Ini sudah serius. Zaman dahulu, ketika antar satu madzhab dan madzhab lain saling berkompetisi tidak sehat, hal hal manipulatif pun dilakukan. seperti memalsukan hadits.
begitu pula antar satu daerah dengan daerah lain, keduanya membuat hadits palsu sebagai legitimasi bahwa daerahnya lebih baik dari daerah lainnya. Hari ini terulang, tetapi, bukan untuk madzhab atau daerah, ia hanya untuk nasab.
wajib bagi siapapun membongkar nasab palsu apalagi sanad hadits palsu. Para al-Muhadditsun (para pakar hadits) ketika menemukan sebuah nama perawi yang dinilai ahistoris, mereka akan mengatakan “majhul al- ain” (perawi ini tidak dikenal sosoknya; ia fiktif).
Perkataan para pakar hadits semacam itu bukan fitnah terhadap perawi itu, tetapi untuk mengatakan kepada umat, bahwa hadits itu tidak dapat diterima sebagai hujjah dan dalil, karena di dalam susunan nama-nama perawinya, ada seorang yang dianggap fiktif, yaitu seseorang yang sama sekali tidak disebutkan dalam referensi manapun sebagai sosok historis.

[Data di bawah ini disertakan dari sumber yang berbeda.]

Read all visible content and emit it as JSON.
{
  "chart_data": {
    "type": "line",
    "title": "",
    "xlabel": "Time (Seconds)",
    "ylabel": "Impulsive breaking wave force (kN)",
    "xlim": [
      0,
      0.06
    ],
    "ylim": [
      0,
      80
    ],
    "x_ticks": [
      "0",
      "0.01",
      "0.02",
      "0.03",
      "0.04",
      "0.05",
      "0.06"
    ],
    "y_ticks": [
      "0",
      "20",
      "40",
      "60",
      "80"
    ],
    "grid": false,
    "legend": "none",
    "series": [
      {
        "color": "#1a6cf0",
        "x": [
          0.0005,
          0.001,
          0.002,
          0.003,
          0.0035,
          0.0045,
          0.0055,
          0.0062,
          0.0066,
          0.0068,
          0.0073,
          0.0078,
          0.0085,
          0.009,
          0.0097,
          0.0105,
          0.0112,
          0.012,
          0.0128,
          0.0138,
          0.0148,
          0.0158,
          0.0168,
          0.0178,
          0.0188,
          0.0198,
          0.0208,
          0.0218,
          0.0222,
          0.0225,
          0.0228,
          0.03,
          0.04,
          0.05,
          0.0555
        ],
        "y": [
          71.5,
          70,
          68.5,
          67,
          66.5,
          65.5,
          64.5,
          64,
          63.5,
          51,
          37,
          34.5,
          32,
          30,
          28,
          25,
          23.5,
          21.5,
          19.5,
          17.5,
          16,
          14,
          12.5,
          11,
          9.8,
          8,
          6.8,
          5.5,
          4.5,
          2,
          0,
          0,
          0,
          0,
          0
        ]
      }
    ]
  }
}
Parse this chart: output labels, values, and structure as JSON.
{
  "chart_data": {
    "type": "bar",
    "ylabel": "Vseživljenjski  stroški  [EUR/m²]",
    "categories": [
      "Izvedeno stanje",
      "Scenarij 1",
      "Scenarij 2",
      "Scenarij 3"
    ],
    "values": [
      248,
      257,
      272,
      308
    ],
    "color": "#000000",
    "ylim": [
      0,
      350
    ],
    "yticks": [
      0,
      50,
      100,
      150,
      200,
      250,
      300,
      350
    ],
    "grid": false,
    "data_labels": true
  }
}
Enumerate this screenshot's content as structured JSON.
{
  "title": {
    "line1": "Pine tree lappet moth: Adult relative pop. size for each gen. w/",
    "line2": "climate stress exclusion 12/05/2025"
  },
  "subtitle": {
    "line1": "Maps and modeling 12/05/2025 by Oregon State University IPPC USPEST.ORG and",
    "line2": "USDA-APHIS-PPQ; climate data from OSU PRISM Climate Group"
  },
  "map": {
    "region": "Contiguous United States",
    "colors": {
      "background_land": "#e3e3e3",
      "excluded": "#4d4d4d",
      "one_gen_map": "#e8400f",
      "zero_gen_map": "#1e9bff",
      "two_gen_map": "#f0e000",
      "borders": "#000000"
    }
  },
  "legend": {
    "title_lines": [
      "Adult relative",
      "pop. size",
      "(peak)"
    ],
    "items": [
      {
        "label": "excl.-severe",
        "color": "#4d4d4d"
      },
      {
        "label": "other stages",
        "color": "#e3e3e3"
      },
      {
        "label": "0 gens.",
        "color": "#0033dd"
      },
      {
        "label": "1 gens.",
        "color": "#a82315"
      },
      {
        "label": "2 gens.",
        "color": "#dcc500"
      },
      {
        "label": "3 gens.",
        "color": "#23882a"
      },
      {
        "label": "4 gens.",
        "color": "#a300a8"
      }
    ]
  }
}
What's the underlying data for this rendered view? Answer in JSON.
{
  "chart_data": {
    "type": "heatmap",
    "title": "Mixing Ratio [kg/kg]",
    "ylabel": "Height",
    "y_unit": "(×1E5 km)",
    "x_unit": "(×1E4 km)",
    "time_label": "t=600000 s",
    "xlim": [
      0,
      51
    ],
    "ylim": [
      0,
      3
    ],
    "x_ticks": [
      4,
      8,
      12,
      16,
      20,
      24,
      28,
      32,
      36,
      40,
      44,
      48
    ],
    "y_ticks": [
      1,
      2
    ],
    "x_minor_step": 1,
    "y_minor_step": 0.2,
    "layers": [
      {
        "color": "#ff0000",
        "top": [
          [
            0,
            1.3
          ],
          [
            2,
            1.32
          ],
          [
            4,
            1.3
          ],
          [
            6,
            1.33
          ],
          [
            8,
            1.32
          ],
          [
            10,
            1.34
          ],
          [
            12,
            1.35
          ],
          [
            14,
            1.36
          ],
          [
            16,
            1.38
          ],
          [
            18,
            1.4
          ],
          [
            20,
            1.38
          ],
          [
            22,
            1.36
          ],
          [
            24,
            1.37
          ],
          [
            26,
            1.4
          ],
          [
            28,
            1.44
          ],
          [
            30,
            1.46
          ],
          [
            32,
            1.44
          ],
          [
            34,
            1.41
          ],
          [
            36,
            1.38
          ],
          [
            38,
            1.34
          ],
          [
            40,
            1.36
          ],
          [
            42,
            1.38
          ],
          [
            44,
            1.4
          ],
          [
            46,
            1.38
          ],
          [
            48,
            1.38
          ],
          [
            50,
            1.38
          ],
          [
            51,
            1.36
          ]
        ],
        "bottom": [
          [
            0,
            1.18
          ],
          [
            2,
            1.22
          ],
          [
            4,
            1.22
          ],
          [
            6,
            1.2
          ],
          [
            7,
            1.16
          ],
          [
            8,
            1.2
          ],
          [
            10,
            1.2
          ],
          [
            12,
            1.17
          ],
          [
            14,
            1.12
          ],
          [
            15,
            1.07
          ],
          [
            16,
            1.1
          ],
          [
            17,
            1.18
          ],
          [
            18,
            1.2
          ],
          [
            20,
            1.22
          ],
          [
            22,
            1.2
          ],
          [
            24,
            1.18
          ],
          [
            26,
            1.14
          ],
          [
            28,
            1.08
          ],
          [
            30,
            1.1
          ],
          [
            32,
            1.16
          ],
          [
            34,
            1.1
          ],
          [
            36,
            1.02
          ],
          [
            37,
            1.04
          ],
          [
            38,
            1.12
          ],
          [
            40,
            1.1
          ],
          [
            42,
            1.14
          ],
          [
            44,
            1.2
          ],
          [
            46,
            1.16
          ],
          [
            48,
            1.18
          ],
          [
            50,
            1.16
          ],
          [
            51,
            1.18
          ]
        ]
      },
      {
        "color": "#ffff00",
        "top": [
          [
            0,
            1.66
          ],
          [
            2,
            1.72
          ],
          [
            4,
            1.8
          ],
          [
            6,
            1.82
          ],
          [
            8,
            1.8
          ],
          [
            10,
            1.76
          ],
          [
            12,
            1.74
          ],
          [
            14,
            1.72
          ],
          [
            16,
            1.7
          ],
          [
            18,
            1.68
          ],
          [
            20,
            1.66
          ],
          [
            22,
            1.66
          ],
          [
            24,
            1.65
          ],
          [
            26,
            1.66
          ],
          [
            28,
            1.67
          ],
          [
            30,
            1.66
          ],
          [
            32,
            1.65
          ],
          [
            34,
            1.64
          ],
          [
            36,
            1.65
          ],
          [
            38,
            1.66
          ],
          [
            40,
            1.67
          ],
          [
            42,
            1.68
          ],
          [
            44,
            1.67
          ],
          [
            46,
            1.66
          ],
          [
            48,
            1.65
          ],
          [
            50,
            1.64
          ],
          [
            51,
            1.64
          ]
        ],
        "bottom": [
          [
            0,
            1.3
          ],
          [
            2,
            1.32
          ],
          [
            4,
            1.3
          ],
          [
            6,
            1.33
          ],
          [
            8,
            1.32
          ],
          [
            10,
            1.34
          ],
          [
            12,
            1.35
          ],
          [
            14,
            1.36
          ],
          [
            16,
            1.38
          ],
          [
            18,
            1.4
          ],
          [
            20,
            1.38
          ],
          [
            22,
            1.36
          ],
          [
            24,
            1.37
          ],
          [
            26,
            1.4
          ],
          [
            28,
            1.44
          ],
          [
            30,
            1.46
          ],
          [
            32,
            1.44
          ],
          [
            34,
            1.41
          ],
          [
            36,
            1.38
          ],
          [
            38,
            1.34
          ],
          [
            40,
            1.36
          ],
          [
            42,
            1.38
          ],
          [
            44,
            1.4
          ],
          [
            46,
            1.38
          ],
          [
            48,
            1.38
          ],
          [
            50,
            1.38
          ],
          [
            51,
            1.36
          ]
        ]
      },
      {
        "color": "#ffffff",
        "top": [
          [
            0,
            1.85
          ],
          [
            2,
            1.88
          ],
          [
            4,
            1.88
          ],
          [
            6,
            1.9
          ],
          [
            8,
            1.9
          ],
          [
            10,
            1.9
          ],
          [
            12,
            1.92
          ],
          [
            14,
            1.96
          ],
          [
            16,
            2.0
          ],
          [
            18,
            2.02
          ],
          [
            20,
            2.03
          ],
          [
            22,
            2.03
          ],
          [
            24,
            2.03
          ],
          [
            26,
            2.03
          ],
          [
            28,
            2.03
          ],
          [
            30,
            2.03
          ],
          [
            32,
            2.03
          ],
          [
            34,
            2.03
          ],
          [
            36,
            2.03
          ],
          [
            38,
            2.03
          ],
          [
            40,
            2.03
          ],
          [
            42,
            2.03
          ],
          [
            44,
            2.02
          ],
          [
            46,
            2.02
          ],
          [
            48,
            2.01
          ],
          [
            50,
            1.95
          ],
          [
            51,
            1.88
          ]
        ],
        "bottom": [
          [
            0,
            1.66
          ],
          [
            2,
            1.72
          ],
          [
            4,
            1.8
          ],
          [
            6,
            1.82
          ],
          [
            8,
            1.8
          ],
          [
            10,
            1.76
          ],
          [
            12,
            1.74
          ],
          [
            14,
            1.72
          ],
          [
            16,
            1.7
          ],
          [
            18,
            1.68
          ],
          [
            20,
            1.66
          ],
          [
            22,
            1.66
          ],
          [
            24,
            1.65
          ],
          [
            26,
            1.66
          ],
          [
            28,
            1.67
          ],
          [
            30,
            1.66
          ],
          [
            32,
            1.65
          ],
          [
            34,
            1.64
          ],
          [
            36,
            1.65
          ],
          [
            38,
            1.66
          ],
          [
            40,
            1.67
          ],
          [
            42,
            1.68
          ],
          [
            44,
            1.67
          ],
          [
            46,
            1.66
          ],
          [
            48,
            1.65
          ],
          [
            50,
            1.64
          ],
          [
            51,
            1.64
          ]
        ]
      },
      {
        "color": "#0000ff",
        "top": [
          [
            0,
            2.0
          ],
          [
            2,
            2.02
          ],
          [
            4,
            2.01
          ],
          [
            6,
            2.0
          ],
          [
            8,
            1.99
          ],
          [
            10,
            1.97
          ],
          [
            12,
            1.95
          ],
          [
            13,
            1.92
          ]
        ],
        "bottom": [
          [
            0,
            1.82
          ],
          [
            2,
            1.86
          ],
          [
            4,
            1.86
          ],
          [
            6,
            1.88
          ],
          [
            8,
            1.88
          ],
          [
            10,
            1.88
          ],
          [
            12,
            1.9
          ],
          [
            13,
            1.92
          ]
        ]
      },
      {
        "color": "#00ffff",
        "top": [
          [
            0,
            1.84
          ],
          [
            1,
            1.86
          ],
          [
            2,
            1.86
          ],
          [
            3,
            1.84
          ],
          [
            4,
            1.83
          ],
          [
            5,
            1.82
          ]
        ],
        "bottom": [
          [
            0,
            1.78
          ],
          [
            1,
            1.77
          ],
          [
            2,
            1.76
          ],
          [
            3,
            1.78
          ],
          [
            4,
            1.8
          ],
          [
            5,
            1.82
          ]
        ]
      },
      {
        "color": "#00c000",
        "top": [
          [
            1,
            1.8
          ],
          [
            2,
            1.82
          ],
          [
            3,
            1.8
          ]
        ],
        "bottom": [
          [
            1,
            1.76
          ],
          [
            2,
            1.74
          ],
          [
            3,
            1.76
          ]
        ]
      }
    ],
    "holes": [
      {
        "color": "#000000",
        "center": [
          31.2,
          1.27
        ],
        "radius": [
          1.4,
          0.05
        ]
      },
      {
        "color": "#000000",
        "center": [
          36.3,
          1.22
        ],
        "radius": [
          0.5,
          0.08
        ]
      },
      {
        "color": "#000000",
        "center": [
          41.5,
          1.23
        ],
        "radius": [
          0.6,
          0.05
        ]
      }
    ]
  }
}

Terakhir, sampai saat ini, RA, Gus Rumail, atau siapapun, belum ada yang mampu menjawab duabelas pertanyaan pokok terputusnya nasab Ba Alwi, itu menunjukan suatu kesimpulan yang sangat jelas dan terang benderang, bahwa Ba Alwi ini bukanlah keturunan Nabi Muhammad Saw.